How far house prices fall, and how the broader economy reacts, is suddenly a very interesting question. It’s difficult to overestimate just how obsessed Middle Australia is with housing as an asset class. Property prices dominate dinner-party conversations even in normal times; and these are far from normal times.
Can the RBA engineer a soft landing? Clearly, a recession in 2023 is in the cards. Right now, however, we have an economy and a labor market growing strongly, but in the context of a nasty supply-side crunch forcing up prices.
In recent months, much commentary has been spent harking back to the stagflationary 1970s. But the better comparison might be with the “stop-go” years of the 1960s, where rapid inflationary economic growth alternated with short, sharp recessions brought on by central governments slamming on the deflationary brakes. This is not a comforting history: it suggests that if and when Labor tries to deflate, there will inevitably be political blowback.
Labor wants to raise wages. But even in industrial relations, the government doesn’t have a lot of easy options. Proponents of Australia’s wage system championed it in the 1990s and 2000s for its supposed flexibility. However, the current inflationary surge reveals that this flexibility is entirely asymmetric. Australia’s industrial relations system has been engineered for wage suppression. While wages can fall easily enough in bad times, they rise much more slowly when times are good and labor is scarce. This might be helpful in the fight against inflation, but it is decidedly unhelpful for a Labor government watching real wages fall rapidly behind.
Rebalancing industrial relations to give unions and workers more power would be hugely controversial. For a generation, Australia’s fiercely adversarial industrial relations system has policed unions and throttled wages and conditions. And we can already see the false outrage building in response to Labor’s very modest wind-back of the Australian Building and Construction Commission, the Howard-era anti-union watchdog in the construction industry.
Tax Superprofits, Impose Price Controls
Political pain is probably locked in whatever Chalmers decides to do. That being the case, perhaps the smartest play would be to use the crisis to strengthen Labor’s friends and weaken its foes. If Chalmers were prepared to reach further back in history, there are now forgotten options to cool the economy: taxes on profits, higher taxes for the wealthy, price caps on essential goods and services. A windfall tax on mining and energy companies would strike at the heart of the interests of capital in Australia, interests that are implacably opposed to any form of progressive policy, especially those that lead to higher wages. Tax rises for the rich should be done anyway, because they reduce inequality. Raising them now has the advantage of a macroeconomic justification. Price controls on food and housing are considered anathema by neoclassical economists, but were regularly resorted to by governments in times of old.

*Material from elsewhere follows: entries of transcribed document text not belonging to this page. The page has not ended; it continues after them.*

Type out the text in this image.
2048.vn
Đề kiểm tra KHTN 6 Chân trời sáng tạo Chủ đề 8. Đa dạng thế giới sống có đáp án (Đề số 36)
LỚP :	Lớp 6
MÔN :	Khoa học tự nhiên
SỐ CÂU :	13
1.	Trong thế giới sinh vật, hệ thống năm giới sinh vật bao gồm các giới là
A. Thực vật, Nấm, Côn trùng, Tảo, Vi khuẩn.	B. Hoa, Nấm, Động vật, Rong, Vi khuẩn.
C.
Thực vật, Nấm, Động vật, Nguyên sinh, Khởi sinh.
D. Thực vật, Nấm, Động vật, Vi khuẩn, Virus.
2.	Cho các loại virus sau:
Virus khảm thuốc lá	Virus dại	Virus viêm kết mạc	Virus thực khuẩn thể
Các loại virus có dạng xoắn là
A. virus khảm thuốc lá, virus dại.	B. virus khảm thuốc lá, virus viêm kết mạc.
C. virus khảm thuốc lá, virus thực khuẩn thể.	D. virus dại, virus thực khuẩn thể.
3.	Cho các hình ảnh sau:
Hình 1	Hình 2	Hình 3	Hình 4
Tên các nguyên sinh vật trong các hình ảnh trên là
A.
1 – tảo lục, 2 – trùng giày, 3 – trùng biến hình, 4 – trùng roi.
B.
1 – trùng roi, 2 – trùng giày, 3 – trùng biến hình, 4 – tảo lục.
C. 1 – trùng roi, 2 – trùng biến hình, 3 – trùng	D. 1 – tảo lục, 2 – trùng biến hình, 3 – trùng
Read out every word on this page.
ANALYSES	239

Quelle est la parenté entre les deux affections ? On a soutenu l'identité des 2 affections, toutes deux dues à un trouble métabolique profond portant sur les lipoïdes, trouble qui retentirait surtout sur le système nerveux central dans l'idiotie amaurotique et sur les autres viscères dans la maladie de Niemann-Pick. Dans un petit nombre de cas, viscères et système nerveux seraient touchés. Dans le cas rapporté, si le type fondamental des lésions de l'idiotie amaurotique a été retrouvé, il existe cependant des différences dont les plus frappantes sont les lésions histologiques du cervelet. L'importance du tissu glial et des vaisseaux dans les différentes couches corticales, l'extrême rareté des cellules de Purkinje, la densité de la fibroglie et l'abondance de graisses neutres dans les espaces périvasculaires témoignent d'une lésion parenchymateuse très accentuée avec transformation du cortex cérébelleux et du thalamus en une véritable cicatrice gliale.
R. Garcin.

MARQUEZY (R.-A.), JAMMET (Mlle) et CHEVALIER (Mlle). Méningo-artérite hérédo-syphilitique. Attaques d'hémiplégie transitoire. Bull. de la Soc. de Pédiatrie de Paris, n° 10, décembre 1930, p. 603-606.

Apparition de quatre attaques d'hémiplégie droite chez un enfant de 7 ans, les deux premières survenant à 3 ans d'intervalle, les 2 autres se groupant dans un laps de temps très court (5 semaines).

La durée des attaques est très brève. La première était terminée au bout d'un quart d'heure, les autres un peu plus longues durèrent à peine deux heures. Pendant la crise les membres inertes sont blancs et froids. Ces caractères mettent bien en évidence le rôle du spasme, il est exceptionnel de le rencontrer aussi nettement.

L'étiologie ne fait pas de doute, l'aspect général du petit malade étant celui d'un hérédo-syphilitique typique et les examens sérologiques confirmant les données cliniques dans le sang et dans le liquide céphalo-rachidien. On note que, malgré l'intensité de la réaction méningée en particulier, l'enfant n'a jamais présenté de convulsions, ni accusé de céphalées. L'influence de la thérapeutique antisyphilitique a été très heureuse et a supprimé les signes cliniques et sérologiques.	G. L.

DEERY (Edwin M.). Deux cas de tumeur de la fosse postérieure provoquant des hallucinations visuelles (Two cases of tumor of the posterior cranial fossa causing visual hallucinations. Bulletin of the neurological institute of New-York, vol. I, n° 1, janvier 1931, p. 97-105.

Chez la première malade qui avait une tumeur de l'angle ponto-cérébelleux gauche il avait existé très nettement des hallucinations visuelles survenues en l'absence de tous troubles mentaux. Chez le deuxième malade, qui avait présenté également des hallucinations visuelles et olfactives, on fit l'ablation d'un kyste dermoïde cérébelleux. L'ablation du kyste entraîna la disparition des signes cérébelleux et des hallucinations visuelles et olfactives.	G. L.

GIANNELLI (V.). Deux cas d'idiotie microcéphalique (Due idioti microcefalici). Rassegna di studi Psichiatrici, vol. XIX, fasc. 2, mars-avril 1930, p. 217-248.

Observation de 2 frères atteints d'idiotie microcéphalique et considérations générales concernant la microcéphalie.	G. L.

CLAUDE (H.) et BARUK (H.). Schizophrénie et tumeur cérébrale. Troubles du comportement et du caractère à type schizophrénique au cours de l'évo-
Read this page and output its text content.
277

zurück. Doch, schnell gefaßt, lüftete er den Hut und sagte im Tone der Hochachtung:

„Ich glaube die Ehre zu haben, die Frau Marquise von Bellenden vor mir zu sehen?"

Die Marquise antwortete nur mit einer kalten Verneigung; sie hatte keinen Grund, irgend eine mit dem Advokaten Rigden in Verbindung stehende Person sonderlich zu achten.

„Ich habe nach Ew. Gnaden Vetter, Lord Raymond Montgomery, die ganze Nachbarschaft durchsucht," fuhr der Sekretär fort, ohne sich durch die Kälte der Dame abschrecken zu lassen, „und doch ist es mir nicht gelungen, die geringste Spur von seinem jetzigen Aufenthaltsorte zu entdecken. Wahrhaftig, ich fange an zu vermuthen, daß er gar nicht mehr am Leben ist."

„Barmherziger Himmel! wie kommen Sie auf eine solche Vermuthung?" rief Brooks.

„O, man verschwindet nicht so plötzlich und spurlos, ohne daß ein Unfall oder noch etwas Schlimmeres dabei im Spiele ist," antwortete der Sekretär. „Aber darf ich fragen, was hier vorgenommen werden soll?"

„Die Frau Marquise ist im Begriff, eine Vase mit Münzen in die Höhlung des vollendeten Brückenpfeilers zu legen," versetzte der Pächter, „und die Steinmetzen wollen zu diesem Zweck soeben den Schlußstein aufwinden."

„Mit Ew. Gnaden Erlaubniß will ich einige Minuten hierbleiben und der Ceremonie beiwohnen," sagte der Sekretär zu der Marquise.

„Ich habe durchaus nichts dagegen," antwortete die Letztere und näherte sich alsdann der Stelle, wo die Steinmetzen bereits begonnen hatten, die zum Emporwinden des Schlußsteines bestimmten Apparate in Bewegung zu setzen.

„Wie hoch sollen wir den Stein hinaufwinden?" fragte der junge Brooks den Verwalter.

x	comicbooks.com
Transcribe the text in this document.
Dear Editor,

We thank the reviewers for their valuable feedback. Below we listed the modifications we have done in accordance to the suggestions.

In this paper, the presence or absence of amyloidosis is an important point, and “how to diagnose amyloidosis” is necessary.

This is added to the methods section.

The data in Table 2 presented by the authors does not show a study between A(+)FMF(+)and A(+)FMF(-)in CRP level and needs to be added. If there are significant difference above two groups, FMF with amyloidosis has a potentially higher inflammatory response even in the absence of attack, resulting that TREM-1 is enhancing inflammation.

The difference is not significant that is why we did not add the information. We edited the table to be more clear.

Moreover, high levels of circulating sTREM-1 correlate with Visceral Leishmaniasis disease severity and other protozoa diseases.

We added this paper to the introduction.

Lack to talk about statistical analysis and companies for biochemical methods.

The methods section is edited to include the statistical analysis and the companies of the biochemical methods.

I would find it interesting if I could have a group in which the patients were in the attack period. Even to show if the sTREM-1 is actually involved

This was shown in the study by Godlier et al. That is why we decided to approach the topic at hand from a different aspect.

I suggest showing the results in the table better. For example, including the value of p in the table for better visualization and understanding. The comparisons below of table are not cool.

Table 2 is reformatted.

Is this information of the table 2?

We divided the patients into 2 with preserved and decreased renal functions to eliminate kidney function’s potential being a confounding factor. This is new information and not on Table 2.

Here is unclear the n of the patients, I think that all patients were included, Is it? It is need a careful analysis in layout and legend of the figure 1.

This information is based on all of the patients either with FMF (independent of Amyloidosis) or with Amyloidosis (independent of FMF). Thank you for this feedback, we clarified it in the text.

Similarly, the government could do much more to strengthen the hand of organized labor. The government could try to rewrite the Fair Work Act, removing pro-employer provisions, strengthening employee protections, and giving unions back the legal right to strike. This would cause untold anguish among business lobbies and employer groups. It would also lead to higher wages.
Seizing the moment of crisis requires political courage, and it’s always hard to be optimistic about the Australian Labor Party’s political courage. There is a sense in which Labor is trapped by its own neoliberal orthodoxy, condemning itself to a demand squeeze without thinking hard enough about just who it could squeeze and how.
If they wanted to, Albanese and Chalmers could use this opportunity to tilt Australia’s political economy decisively away from its low-wage, high-inequality trajectory. But do they want to?